Que dire de cette épopée, soixante-trois ans après l’indépendance ?
Les Marocains dans la diversité de leurs langues, cultures, vécus, surent être unis dans l’adversité, attachés à leur monarchie qui est le ciment de la nation marocaine depuis ses débuts, il y a 1200 ans de cela. Les héros et héroïnes de cette épopée mériteraient qu’on élevât un Panthéon à leur gloire, car ils avaient accepté d’endurer les affres de l’emprisonnement, du bannissement, de l’exil ou du martyre pour que leur pays puisse retrouver sa liberté.

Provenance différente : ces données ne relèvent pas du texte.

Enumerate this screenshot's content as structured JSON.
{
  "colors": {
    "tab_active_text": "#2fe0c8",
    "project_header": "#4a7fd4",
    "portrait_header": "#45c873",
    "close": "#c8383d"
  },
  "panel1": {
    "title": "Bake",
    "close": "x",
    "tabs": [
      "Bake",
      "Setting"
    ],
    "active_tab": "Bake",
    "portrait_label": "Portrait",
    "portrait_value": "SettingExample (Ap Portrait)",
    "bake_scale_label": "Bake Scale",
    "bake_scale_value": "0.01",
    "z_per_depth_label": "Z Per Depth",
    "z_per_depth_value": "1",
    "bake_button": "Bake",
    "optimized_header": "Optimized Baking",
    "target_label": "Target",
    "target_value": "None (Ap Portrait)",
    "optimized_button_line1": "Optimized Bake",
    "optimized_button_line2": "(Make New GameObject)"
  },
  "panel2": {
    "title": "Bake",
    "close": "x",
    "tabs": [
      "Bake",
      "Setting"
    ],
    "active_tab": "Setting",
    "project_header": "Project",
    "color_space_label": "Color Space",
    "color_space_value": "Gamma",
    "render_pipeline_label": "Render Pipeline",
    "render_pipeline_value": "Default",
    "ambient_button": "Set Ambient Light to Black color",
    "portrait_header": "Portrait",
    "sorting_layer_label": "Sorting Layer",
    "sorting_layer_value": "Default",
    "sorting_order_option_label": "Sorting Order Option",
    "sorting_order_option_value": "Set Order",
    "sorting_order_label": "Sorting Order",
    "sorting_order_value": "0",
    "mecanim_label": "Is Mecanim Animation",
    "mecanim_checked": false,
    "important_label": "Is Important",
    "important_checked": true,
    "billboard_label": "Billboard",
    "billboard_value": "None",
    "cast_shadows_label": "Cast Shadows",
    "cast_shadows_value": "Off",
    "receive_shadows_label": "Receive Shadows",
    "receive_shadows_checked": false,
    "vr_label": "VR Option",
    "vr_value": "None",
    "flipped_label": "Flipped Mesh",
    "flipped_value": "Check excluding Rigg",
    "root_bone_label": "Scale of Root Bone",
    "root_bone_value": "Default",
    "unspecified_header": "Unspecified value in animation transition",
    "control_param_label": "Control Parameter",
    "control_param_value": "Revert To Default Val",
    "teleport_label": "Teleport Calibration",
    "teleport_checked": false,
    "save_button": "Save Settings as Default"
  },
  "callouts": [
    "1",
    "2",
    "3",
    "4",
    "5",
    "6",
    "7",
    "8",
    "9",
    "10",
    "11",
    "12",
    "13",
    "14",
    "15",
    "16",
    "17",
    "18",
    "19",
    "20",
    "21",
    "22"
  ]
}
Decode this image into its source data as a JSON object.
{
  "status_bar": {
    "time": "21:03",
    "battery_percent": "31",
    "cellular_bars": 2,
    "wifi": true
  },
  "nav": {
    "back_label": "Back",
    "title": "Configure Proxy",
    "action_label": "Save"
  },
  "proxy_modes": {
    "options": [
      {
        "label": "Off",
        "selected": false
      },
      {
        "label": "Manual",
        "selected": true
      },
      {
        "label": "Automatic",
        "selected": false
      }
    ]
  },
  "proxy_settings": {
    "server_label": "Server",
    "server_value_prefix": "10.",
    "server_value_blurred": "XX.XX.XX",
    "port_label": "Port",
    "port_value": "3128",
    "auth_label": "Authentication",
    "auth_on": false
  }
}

Les évocations mémorielles n’ont de sens que si l’on transmet aux générations futures l’héritage de ces hommes et femmes, épris de liberté et de justice.
Il est grand temps d’enseigner, de faire savoir et de glorifier le combat de tous ces enfants du Maroc, qui un jour, ont refusé que leur pays soit dominé, asservi et colonisé par une puissance étrangère, aussi civilisatrice soit-elle. Cela a un nom : la Liberté. Une notion ancrée dans cette terre marocaine depuis qu’elle a vu le jour et dont le prix a été chèrement payé par ses enfants.
Bien que la France et l’Espagne ont colonisé le Maroc durant 42 ans, il n’en reste pas moins que nous avons une communauté de destin avec ces deux pays, qui sont demeurés proches culturellement et économiquement avec nous. C’est un atout qu’il faut renforcer. S’il est nécessaire de faire le bilan du colonialisme dans tous ses aspects bons ou mauvais, il n’en demeure pas moins qu’il faut avoir l’intelligence de se projeter dans l’avenir et ne garder dans son coeur ni haine ni remontrance et construire une alliance forte avec ces nations bâties sur le respect mutuel et une coopération fructueuse.